In a statement, Amazon told CNBC, “We strongly disagree with the allegations and are assured that this process will ultimately show they’re unfounded.” The company said it’s expanding the team creditable for record-keeping.
‘If you’re rushing, you’re going to make mistakes’
For Daniel Olayiwola, who’s worked at Amazon since 2017, the primary apply to is the pressure to work quickly.
“You have to make sure these rates are met,” Olayiwola said. “Otherwise you’re going to be find out a write-up. Then you’re not going to be getting any opportunities to switch positions or move up at all.”
Olayiwola introduced a proposal at last year’s annual shareholders confluence, asking Amazon to stop tracking workers’ rate of work and what’s called “time off task.” The measure decayed.
“It is a big contributor to the amount of injuries we get at Amazons worldwide,” Olayiwola said. “I can hands down say that. If you’re rushing, you’re going to present mistakes and someone’s going to get hurt.”

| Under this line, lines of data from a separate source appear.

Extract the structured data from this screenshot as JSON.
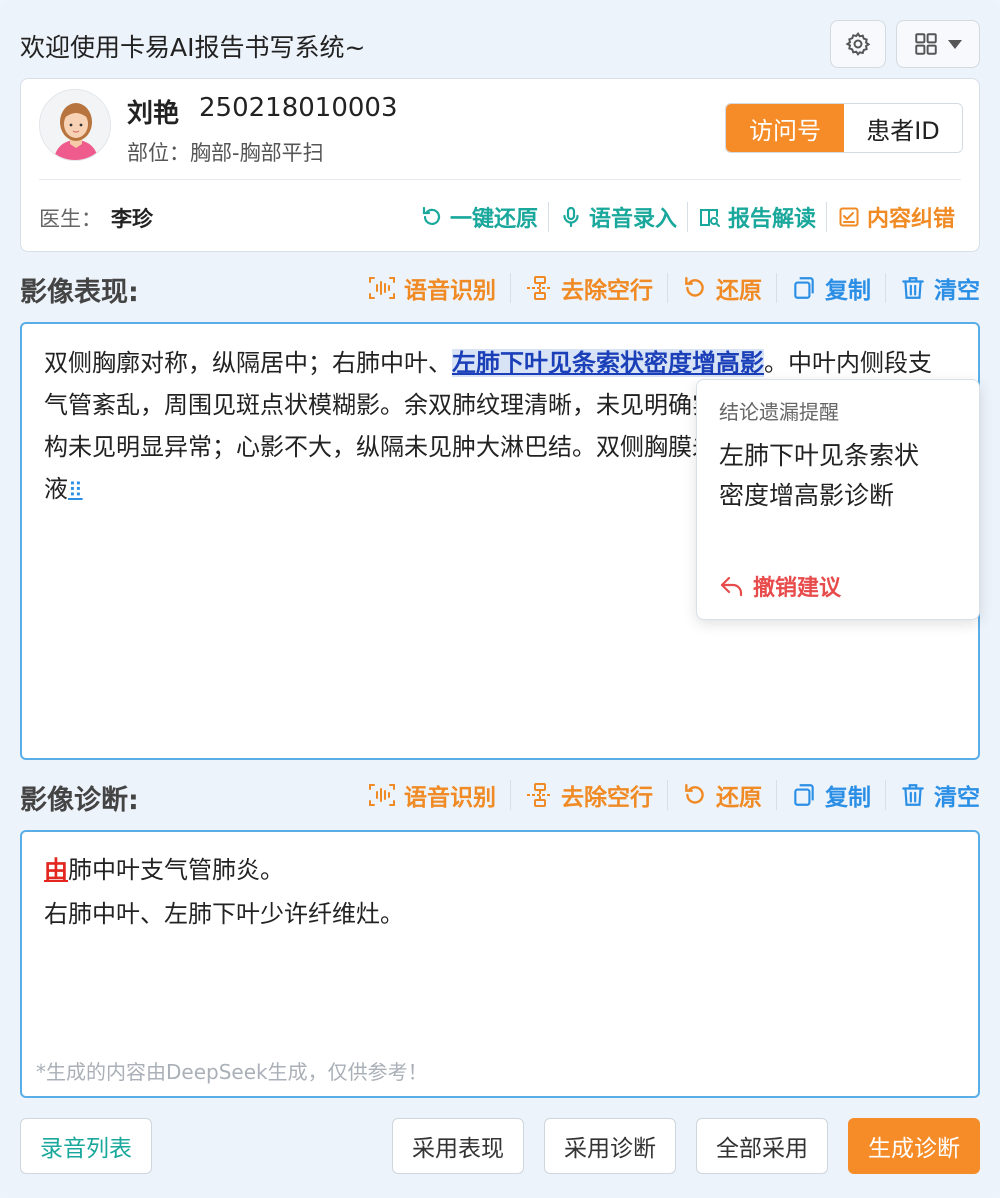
{
  "header": {
    "title": "欢迎使用卡易AI报告书写系统~",
    "settings_icon": "gear-icon",
    "layout_icon": "grid-icon"
  },
  "patient": {
    "name": "刘艳",
    "id": "250218010003",
    "part": "部位：胸部-胸部平扫",
    "toggle": {
      "visit": "访问号",
      "patient_id": "患者ID"
    },
    "doctor_label": "医生：",
    "doctor_name": "李珍",
    "actions": [
      {
        "label": "一键还原",
        "icon": "undo-icon"
      },
      {
        "label": "语音录入",
        "icon": "microphone-icon"
      },
      {
        "label": "报告解读",
        "icon": "document-search-icon"
      },
      {
        "label": "内容纠错",
        "icon": "checklist-icon"
      }
    ]
  },
  "findings": {
    "title": "影像表现:",
    "text_before": "双侧胸廓对称，纵隔居中；右肺中叶、",
    "text_highlight": "左肺下叶见条索状密度增高影",
    "text_after": "。中叶内侧段支气管紊乱，周围见斑点状模糊影。余双肺纹理清晰，未见明确实质性病灶，双肺门结构未见明显异常；心影不大，纵隔未见肿大淋巴结。双侧胸膜未见增厚，胸腔未见积液",
    "drag_handle": "⠿"
  },
  "toolbar": {
    "voice_recognition": "语音识别",
    "remove_blank_lines": "去除空行",
    "restore": "还原",
    "copy": "复制",
    "clear": "清空"
  },
  "popup": {
    "title": "结论遗漏提醒",
    "body": "左肺下叶见条索状密度增高影诊断",
    "action": "撤销建议"
  },
  "diagnosis": {
    "title": "影像诊断:",
    "line1_error": "由",
    "line1_rest": "肺中叶支气管肺炎。",
    "line2": "右肺中叶、左肺下叶少许纤维灶。",
    "disclaimer": "*生成的内容由DeepSeek生成，仅供参考！"
  },
  "footer": {
    "recording_list": "录音列表",
    "adopt_findings": "采用表现",
    "adopt_diagnosis": "采用诊断",
    "adopt_all": "全部采用",
    "generate_diagnosis": "生成诊断"
  },
  "colors": {
    "accent_orange": "#f68c28",
    "accent_green": "#1aa89c",
    "accent_blue": "#2b8fe6",
    "error_red": "#e3261f"
  }
}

Amazon worker Daniel Olayiwola poses outside his warehouse in San Antonio, Texas, on Hike 9, 2023.
Lucas Mullikin
Olayiwola drives a forklift to pick up heavy items in a warehouse in San Antonio, Texas. He said the slowest okay rate at the facility is about 22 an hour, “meaning you’d have to pick an item every three minutes.”
“Which is wild if the item is a mirror, a dresser, a bed frame,” Olayiwola said. “But you have to keep picking these items and you have to plummet them off at these designated drop zones.”
An Amazon spokesperson said in an email that the “pace of work” isn’t named in any of OSHA’s citations. But the Southern DIstrict of New York’s investigations at six warehouses cited pace of work as an issue. And three voices — New York, California, and Washington — have passed legislation seeking to curtail the use of productivity quotas at Amazon warehouses.
In the meantime, Olayiwola has hoped support from United for Respect, a retail worker advocacy group, and he hosts a podcast called “Surviving Scamazon.” Get a kick out of Crane, he wants to support his family while working to produce change from the inside. His wife is pregnant with their instant child, and he calls his work at Amazon a “necessary evil.”
OSHA says similar investigations are currently underway at 10 other Amazon positions, with broader investigations pending at dozens more.